Second, the wage premium of CPC membership persists in the 2000s. Based on the results for the OLS model, the range of the wage premium of CPC membership is from 7.6 to 37.4% for 2002 and from 4.4 to 31.8% for 2013. When the sample selection bias is addressed the range of wage premium of CPC membership is 7.5 to 8.5% for 2002 and it is not statistically significant in 2013. This indicates that the wage premium of CPC membership may be overestimated if the sample selection bias is not addressed.

Third, although both the explained and unexplained components contribute to widen the wage gap, the influence is greater for the former which suggests the main factor contributing to the wage gap between CPC members and non-CPC members is the endowment differences between these two groups.

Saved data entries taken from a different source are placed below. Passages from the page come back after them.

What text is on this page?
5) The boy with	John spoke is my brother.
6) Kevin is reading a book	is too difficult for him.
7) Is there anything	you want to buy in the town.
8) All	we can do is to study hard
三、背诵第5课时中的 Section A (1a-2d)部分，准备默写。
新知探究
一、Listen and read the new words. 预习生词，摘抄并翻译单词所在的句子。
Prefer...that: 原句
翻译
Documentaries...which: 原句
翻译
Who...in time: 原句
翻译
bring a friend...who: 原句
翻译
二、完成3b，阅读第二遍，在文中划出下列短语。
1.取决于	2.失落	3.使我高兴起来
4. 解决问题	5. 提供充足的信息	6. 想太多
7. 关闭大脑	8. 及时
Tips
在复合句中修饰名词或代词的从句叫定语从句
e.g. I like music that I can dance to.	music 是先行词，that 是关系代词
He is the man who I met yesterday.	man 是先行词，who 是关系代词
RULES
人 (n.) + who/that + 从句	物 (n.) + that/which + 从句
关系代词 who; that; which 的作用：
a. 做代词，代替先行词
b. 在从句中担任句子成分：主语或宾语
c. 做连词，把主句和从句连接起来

The results indicate that although in the 2000s CPC membership positively affects wage levels, and the wage premium of CPC membership decreased from 2002 to 2013. For the determinants of the wage gap between CPC and non-CPC, most results show that the influence of endowment differences (i.e., human capital) is the main factor and it is greater for 2013 than 2002. The results indicate that as the economic system transition advances, the influence of market mechanisms on wage determination becomes greater and the wage premium of CPC membership decreases. Although the CPC leadership remains dominant in the political sphere, the influence of market mechanisms on wage determination increased from 2002 to 2013. It can be expected that with the progress of market-oriented reform, the influence of unexplained components including the discrimination against non-CPC members on the wage gap between CPC members and non-CPC members may decrease, and the influence of differences of explained component including the human capital may increase. However, it should be noted that the wage data used in this analysis only includes the basic wage, bonuses, and allowances which are reported. It is well known that other income such as the income from corruption may not be reported and cannot be measured, which may cause the income gap between CPC and non-CPC members to be underestimated.11 Furthermore, the endogeneity problem may maintain in results which should be considered in future research.

Notes

  1. 1.

    Article 19 of The Company Law of the People’s Republic of China (revised in 2013) states: “In a company, an organization of the Communist Party of China shall be established to carry out the activities of the party in accordance with the charter of the Communist Party of China. The company provides the necessary conditions for the activities of the party organization.”

  2. 2.

    For the systematic literature review and a meta-analysis on the wage premium of CPC membership, please refer to Ma and Iwasaki (2021).

  3. 3.

    To simplify the expression of the decomposition equations, all constant items are omitted.

  4. 4.

    The published debate suggests an index number problem with the Blinder-Oaxaca model. The estimated results may vary according to the type of comparison group used. Given the space constraints and because the two sets of decomposition results are almost identical, only the estimated results using Eq. (12.4) are presented in this study.

  5. 5.

    The retirement age is 45 for female workers, 50 for male workers, 55 for female cadres, and 60 for male cadres.

  6. 6.

    Variable values in the range of the “mean value ± three times S.D.” are defined as abnormal values.

  7. 7.

    Years of experience = age-years of schooling−6.

  8. 8.

    The public sector comprises government offices, government-related organizations (Shiye Danwei), and state-owned enterprises (SOEs).

  9. 9.

    The private sector includes collectively owned enterprises (COEs), privately owned enterprises (POEs), and foreign-owned enterprises (POEs).

  10. 10.

    For empirical studies on the wage gap between the public and private sectors in China, please refer to Demurger et al. (2012) and Ma (2018a, 2018b).

  11. 11.

    For recent studies on the corruption of CPC members, please refer to Kim et al. (2018).